Monday, Feb. 28, 1927
Chaos
Major themes in the Chinese symphony of anarchy and chaos throughout the week:
P: The Nationalist (Cantonese) advance upon Shanghai (TIME, Jan. 24 et seq.) brought them a great victory early in the week when they captured and looted Hangchow, 113 miles from Shanghai, and put to flight the troops of War Lord Sun Chuan-fang, defender of Shanghai.
P: A previously extraneous force entering the Chinese Civil War, last week was the advance southwestward from Shensi Province into Honan of the "Christian" War Lord Feng Yu-hsiang with an army which has long skulked in Mongolia (TIME, June 14 et seq.).
P:In Honan province the local "Scholar" War Lord Wu Pei-fu was holding back troops of the Peking War Lord Chang Tso-lin which had been despatched to defend Shanghai from the Nationalists by the Peking-Manchuria faction.
P: Two battalions of Punjabi troops arrived at Shanghai from Calcutta, bringing the British infantry forces there up to 6,000, with 2,000 U. S. troops, and 21 foreign battleships also concentrated at Shanghai.
P: Dr.
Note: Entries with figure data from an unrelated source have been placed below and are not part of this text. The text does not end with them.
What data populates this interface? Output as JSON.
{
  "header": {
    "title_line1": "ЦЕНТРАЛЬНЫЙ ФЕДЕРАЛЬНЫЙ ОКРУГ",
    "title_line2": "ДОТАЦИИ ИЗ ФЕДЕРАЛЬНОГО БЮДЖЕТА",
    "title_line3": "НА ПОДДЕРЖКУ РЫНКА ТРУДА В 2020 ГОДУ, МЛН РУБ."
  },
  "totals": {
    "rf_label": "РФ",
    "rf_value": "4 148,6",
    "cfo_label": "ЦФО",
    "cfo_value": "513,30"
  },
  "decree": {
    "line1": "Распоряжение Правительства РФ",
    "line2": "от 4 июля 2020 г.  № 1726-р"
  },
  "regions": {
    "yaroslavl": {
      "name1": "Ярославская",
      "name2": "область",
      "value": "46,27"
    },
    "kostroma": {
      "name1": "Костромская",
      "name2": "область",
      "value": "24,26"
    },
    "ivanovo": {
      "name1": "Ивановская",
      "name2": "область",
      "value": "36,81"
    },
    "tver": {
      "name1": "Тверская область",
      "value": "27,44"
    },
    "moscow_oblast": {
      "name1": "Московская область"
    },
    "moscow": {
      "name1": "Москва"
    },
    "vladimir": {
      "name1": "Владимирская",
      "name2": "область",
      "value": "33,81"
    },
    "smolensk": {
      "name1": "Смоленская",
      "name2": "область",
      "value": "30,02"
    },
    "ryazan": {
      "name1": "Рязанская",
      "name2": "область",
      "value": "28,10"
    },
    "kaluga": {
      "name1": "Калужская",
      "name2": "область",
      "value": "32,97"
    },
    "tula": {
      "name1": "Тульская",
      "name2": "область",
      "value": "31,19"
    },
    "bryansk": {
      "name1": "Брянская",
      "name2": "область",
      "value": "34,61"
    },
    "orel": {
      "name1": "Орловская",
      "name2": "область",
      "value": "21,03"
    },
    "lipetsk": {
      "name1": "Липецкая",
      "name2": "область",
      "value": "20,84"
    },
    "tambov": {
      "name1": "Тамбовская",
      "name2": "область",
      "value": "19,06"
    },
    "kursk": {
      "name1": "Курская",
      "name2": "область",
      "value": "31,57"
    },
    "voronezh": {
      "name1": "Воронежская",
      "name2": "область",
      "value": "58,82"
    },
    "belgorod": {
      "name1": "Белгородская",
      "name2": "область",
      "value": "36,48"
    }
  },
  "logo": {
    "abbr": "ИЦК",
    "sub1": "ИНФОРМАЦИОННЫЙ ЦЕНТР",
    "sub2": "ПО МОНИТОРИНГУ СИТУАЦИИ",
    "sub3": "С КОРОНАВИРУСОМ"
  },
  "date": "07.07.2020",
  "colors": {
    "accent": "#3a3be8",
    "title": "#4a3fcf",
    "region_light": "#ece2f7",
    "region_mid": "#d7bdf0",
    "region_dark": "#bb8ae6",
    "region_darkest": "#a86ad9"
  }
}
Chu Chao-tsin, Chinese representative to the League of Nations, deposited with the League last week a copy of a note despatched to British Foreign Secretary Sir Austen Chamberlain, stating that Great Britain has violated Article X of the League Covenant, and the Washington treaties by sending troops to China.
P: British Colonial Secretary L. C. M. S. Amery, called, "the most influential member of the British Cabinet," said last week:
"Massacre and plundering oh a large scale in Shanghai would be the natural consequence of the rout of Sun's armies, except for the prompt action of the British Government in sending troops just in time.
"Because of this, the British community at Shanghai will sleep securely in their beds tonight."
P: The three principal Chinese factions, respectively of Canton,, Peking and Shanghai, all explicitly rejected through their leaders last week the recent proposal of U. S. Secretary of State Frank B. Kellogg that Shanghai be declared a neutral zone.
P: The Canadian Pacific S. S. Empress of Scotland landed 500 world- circling tourists at Shanghai while the Nationalist armies were only 60 miles away. Soon the tourists scuttled back on board, steamed away.
P: Sixty-five thousand Chinese workers at Shanghai began a general strike to celebrate the fall of Hangchow (see above). Strike leaders nailed up placards: "The Nationalist force has been victorious. The power of Marshal Sun Chuan-fang has ended. The time is opportune for the people to assist the movement against the War Lords.
"The foreigners are finished. Foreigners are no good."
P: Dr. V. K. Ting, Mayor of Shanghai, took ship for Japan "to seek medical treatment."
P: To check the general strike at Shanghai, troops loyal to Sun Chuan-fang began to seize and behead strikers picketing in the streets. Excited correspondents variously set the number of strikers decapitated last week at between "46" and "1,113." The effect was to quiet the 50,000 workers, who remained on strike, skulked in their homes.
P: At Hankow, recently evacuated by the British, who abandoned to the Nationalists a $60,000,000 capital investment (TIME, Jan. 17) negotiations continued all week between British representative Owen O'Malley, and the Nationalist Foreign Minister Eugene Chen. An agreement was finally signed between them relating to the British holdings abandoned at Hankow, but the text of this agreement was kept secret.
P: The Chinese Minister at Washington, D. C., Dr. Alfred Sze, declared last week: "Our people will never rest from now on until they have won complete independence of the foreigner."